Пока Алтай Гу бился с людоедом, Мунгун Гу влетел во дворец и увидел Оюн. Он схватил её на скаку, перебросил через седло и с радостным криком помчался обратно.

Но рано начал радоваться Мунгун Гу. Беда стряслась с его другом. Срубил две головы он у людоеда, а третью не успел, сбил его с ног мангус, прижал лапой к земле и сожрать собирается.

Увидел Мунгун Гу, что погибнет сейчас Алтай Гу, обо всём забыл, выхватил из-за пояса пастушескую палку и ударил ею людоеда по голове. И только он это сделал, — отвалилась у мангуса последняя голова.

Счастливые и радостные вернулись Алтай Гу, Мунгун Гу и Оюн в юрту на опушке. И до конца дней жили они, не боясь никаких бед. Потому что, когда у человека есть верные друзья, то беда боится входить в юрту такого человека.


Хитрый бадарчи13



ил на свете весёлый, хитрый бадарчи.
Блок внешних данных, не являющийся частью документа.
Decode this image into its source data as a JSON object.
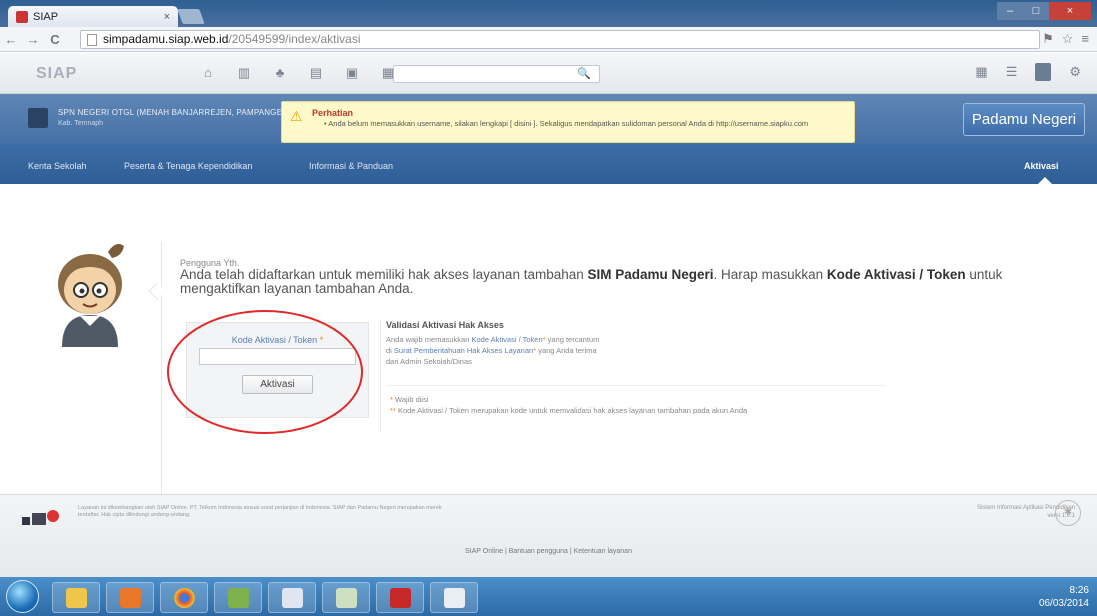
{
  "browser": {
    "tab_title": "SIAP",
    "tab_close": "×",
    "url_host": "simpadamu.siap.web.id",
    "url_path": "/20549599/index/aktivasi",
    "back": "←",
    "forward": "→",
    "reload": "C",
    "window_min": "–",
    "window_max": "□",
    "window_close": "×"
  },
  "siap_toolbar": {
    "logo": "SIAP",
    "search_icon": "🔍"
  },
  "header": {
    "school_name": "SPN NEGERI OTGL (MENAH BANJARREJEN, PAMPANGEL)",
    "school_sub": "Kab. Temnaph",
    "notice_title": "Perhatian",
    "notice_body": "• Anda belum memasukkan username, silakan lengkapi [ disini ]. Sekaligus mendapatkan sulidoman personal Anda di http://username.siapku.com",
    "brand_button": "Padamu Negeri"
  },
  "menu": {
    "items": [
      "Kenta Sekolah",
      "Peserta & Tenaga Kependidikan",
      "Informasi & Panduan"
    ],
    "active": "Aktivasi"
  },
  "content": {
    "greeting": "Pengguna Yth.",
    "msg_part1": "Anda telah didaftarkan untuk memiliki hak akses layanan tambahan ",
    "msg_bold1": "SIM Padamu Negeri",
    "msg_part2": ". Harap masukkan ",
    "msg_bold2": "Kode Aktivasi / Token",
    "msg_part3": " untuk mengaktifkan layanan tambahan Anda."
  },
  "form": {
    "label": "Kode Aktivasi / Token",
    "required_mark": "*",
    "input_value": "",
    "input_placeholder": "",
    "submit_label": "Aktivasi"
  },
  "validation": {
    "heading": "Validasi Aktivasi Hak Akses",
    "line1_pre": "Anda wajib memasukkan ",
    "line1_link": "Kode Aktivasi / Token",
    "line1_post": " yang tercantum",
    "line2_pre": "di ",
    "line2_link": "Surat Pemberitahuan Hak Akses Layanan",
    "line2_post": " yang Anda terima",
    "line3": "dari Admin Sekolah/Dinas",
    "note1": "Wajib diisi",
    "note2_pre": " ",
    "note2": "Kode Aktivasi / Token merupakan kode untuk memvalidasi hak akses layanan tambahan pada akun Anda"
  },
  "footer": {
    "left_text": "Layanan ini dikembangkan oleh SIAP Online. PT. Telkom Indonesia sesuai surat perjanjian di Indonesia. SIAP dan Padamu Negeri merupakan merek terdaftar. Hak cipta dilindungi undang-undang.",
    "right_text": "Sistem Informasi Aplikasi Pendidikan versi 1.0.1",
    "links": "SIAP Online  |  Bantuan pengguna  |  Ketentuan layanan"
  },
  "taskbar": {
    "time": "8:26",
    "date": "06/03/2014"
  },
  "colors": {
    "header_blue": "#4671a6",
    "menu_blue": "#305d95",
    "notice_yellow": "#fdf9c8",
    "annotation_red": "#e0282a",
    "required_orange": "#e67e22"
  }
}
Шёл он раз по степи, встретил арата. Идёт арат печальный, в руках хвост лошадиный держит.

— Почему печальный? — спрашивает бадарчи.

— Несчастье у меня, — отвечает арат. — Волки последнюю лошадь загрызли, один только хвост оставили. Пропаду я без коня!

— Давай мне хвост, — говорит бадарчи, — и жди меня здесь. Будет у тебя конь лучше прежнего.

Отдал арат бадарчи лошадиный хвост, сам остался в степи ждать, что дальше будет. А бадарчи пошёл в один хот айл, где стояла юрта жадного и нечестного нойона. Недалеко от его юрты нашёл бадарчи лисью нору. Воткнул он хвост в эту нору, сам сел рядом, двумя руками за конец хвоста держится.

Немного посидел, — мчится мимо нойон на скакуне своем лучшем. Увидел нойон бадарчи, осадил коня, спрашивает:

— Что делаешь, зачем за хвост лошадиный держишься?

Отвечает бадарчи:

— Пустил я здесь пастись лошадь, а она ушла в эту нору. Хорошо, что успел схватить её за хвост, а то бы лишился своего коня. Вот отдохну сейчас немного и вытяну его из норы.

— А что у тебя за конь? — спрашивает жадный нойон. — Хорошо ли бегает?

— Семь раз за день обвозит меня мой конь вокруг земли! Грива у него, как снег на горных хребтах; от бега его ломаются стремена; между ушами его можно уложить десять верблюдов; когда на дыбы становится, чолкой облаков касается!

Затрясся от жадности нойон, соскочил на землю, толкнул бадарчи, сам за хвост уцепился.

— Кто тебе позволил, — кричит, — пасти своего коня у моей юрты? Убирайся отсюда сейчас же!

Говорит бадарчи:

— Я себе ноги стёр. Не могу пешком ходить…

— Ладно! Давай я подержу хвост, а ты садись на мою лошадь — и чтоб я больше не видел тебя возле моей юрты! Убирайся!

Умчался бадарчи на скакуне нойона в степь. Там он отдал коня бедному арату, а сам пошёл дальше.

В полдень встретил он одного богача. На голове у богача котёл стоял с мясом. Этот человек такой жадный был, что, уходя из юрты, всегда забирал еду с собой: боялся, что кто-нибудь съест без него.